A MAN who threatened to form a super-association of fed-up Eastleigh residents to seize power in last year's borough elections has quit the local Labour Party - just four months after joining.

Sixty-eight-year-old retired council drainage foreman Sam Snook urged

residents' groups to join the new association in a bid to challenge high-profile Eastleigh council decisions such as the £22m town centre development scheme and the controversial move to build homes on allotments.

But four months after standing as an Independent in Eastleigh North Ward, where he failed to oust the Liberal Democrats' deputy council leader Peter Wall, Sam signed up with Labour.

Now he says he has quit because he is disillusioned with the lack of support and help he received, the inactivity of party members and a "lack of care" for voters.

He said: "I have been working now for nearly a year in North Ward, trying to do things for people and helping them, but no one else in the party is doing anything.

"They don't do enough - the people who have safe seats don't do enough to help the people who are trying to win other seats. I knocked on a person's door and she said 'You are the first Labour man I have seen in 25 years.'

"To be a councillor you have to care and I think they don't."

Mr Snook said he now intended to stand in North Ward again as an Independent.

Eastleigh council Labour group leader Peter Luffman said Mr Snook had been given full access to the Labour Party offices with a personal key and had been given all the information and help needed.

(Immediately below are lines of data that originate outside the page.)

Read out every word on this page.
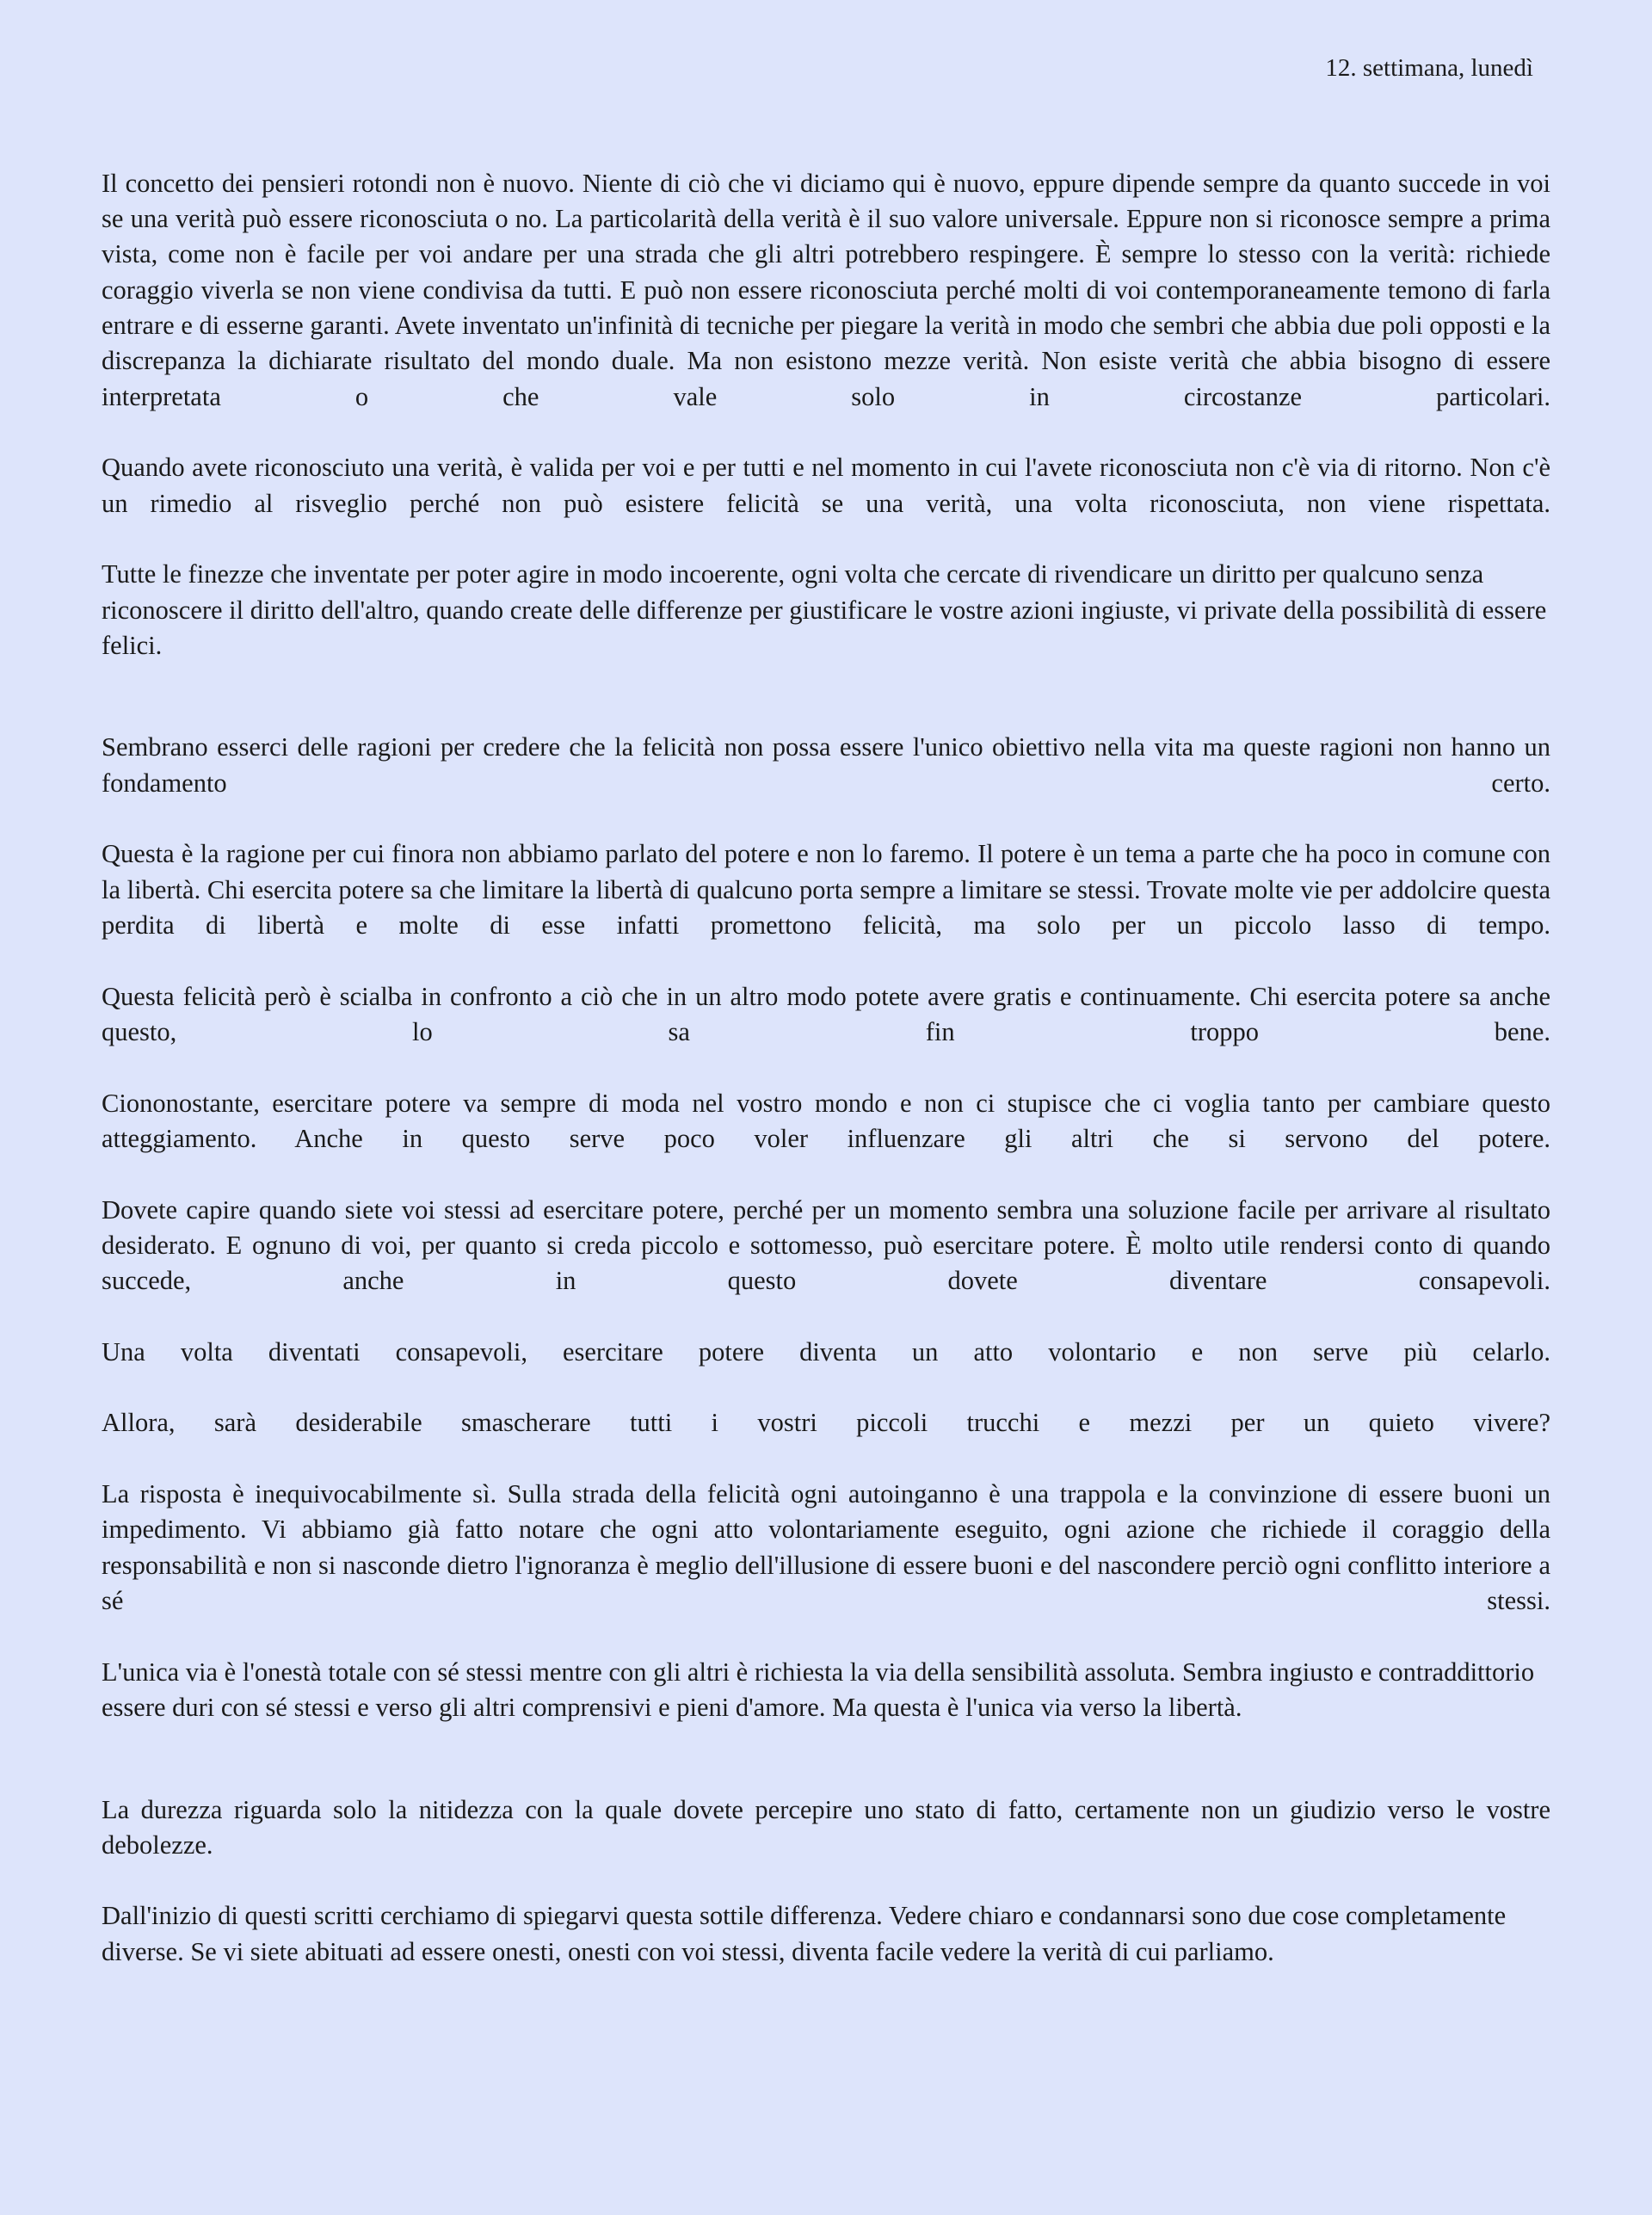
12. settimana, lunedì

Il concetto dei pensieri rotondi non è nuovo. Niente di ciò che vi diciamo qui è nuovo, eppure dipende sempre da quanto succede in voi se una verità può essere riconosciuta o no. La particolarità della verità è il suo valore universale. Eppure non si riconosce sempre a prima vista, come non è facile per voi andare per una strada che gli altri potrebbero respingere. È sempre lo stesso con la verità: richiede coraggio viverla se non viene condivisa da tutti. E può non essere riconosciuta perché molti di voi contemporaneamente temono di farla entrare e di esserne garanti. Avete inventato un'infinità di tecniche per piegare la verità in modo che sembri che abbia due poli opposti e la discrepanza la dichiarate risultato del mondo duale. Ma non esistono mezze verità. Non esiste verità che abbia bisogno di essere interpretata o che vale solo in circostanze particolari.

Quando avete riconosciuto una verità, è valida per voi e per tutti e nel momento in cui l'avete riconosciuta non c'è via di ritorno. Non c'è un rimedio al risveglio perché non può esistere felicità se una verità, una volta riconosciuta, non viene rispettata.

Tutte le finezze che inventate per poter agire in modo incoerente, ogni volta che cercate di rivendicare un diritto per qualcuno senza riconoscere il diritto dell'altro, quando create delle differenze per giustificare le vostre azioni ingiuste, vi private della possibilità di essere felici.

Sembrano esserci delle ragioni per credere che la felicità non possa essere l'unico obiettivo nella vita ma queste ragioni non hanno un fondamento certo.

Questa è la ragione per cui finora non abbiamo parlato del potere e non lo faremo. Il potere è un tema a parte che ha poco in comune con la libertà. Chi esercita potere sa che limitare la libertà di qualcuno porta sempre a limitare se stessi. Trovate molte vie per addolcire questa perdita di libertà e molte di esse infatti promettono felicità, ma solo per un piccolo lasso di tempo.

Questa felicità però è scialba in confronto a ciò che in un altro modo potete avere gratis e continuamente. Chi esercita potere sa anche questo, lo sa fin troppo bene.

Ciononostante, esercitare potere va sempre di moda nel vostro mondo e non ci stupisce che ci voglia tanto per cambiare questo atteggiamento. Anche in questo serve poco voler influenzare gli altri che si servono del potere.

Dovete capire quando siete voi stessi ad esercitare potere, perché per un momento sembra una soluzione facile per arrivare al risultato desiderato. E ognuno di voi, per quanto si creda piccolo e sottomesso, può esercitare potere. È molto utile rendersi conto di quando succede, anche in questo dovete diventare consapevoli.

Una volta diventati consapevoli, esercitare potere diventa un atto volontario e non serve più celarlo.

Allora, sarà desiderabile smascherare tutti i vostri piccoli trucchi e mezzi per un quieto vivere?

La risposta è inequivocabilmente sì. Sulla strada della felicità ogni autoinganno è una trappola e la convinzione di essere buoni un impedimento. Vi abbiamo già fatto notare che ogni atto volontariamente eseguito, ogni azione che richiede il coraggio della responsabilità e non si nasconde dietro l'ignoranza è meglio dell'illusione di essere buoni e del nascondere perciò ogni conflitto interiore a sé stessi.

L'unica via è l'onestà totale con sé stessi mentre con gli altri è richiesta la via della sensibilità assoluta. Sembra ingiusto e contraddittorio essere duri con sé stessi e verso gli altri comprensivi e pieni d'amore. Ma questa è l'unica via verso la libertà.

La durezza riguarda solo la nitidezza con la quale dovete percepire uno stato di fatto, certamente non un giudizio verso le vostre debolezze.

Dall'inizio di questi scritti cerchiamo di spiegarvi questa sottile differenza. Vedere chiaro e condannarsi sono due cose completamente diverse. Se vi siete abituati ad essere onesti, onesti con voi stessi, diventa facile vedere la verità di cui parliamo.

But he added: "I don't think he understands the concept of the rules and regulations of being a councillor. At the end of the day the amount of work that councillors and the local Labour Party do for the local community is there to be seen.

"I don't think Sam understands that when you are doing work you have to do it within a protocol. It is very difficult when you get somebody new who is very enthusiastic and you are trying to give him as much help as possible. When you try to explain what you can and can't do he doesn't understand."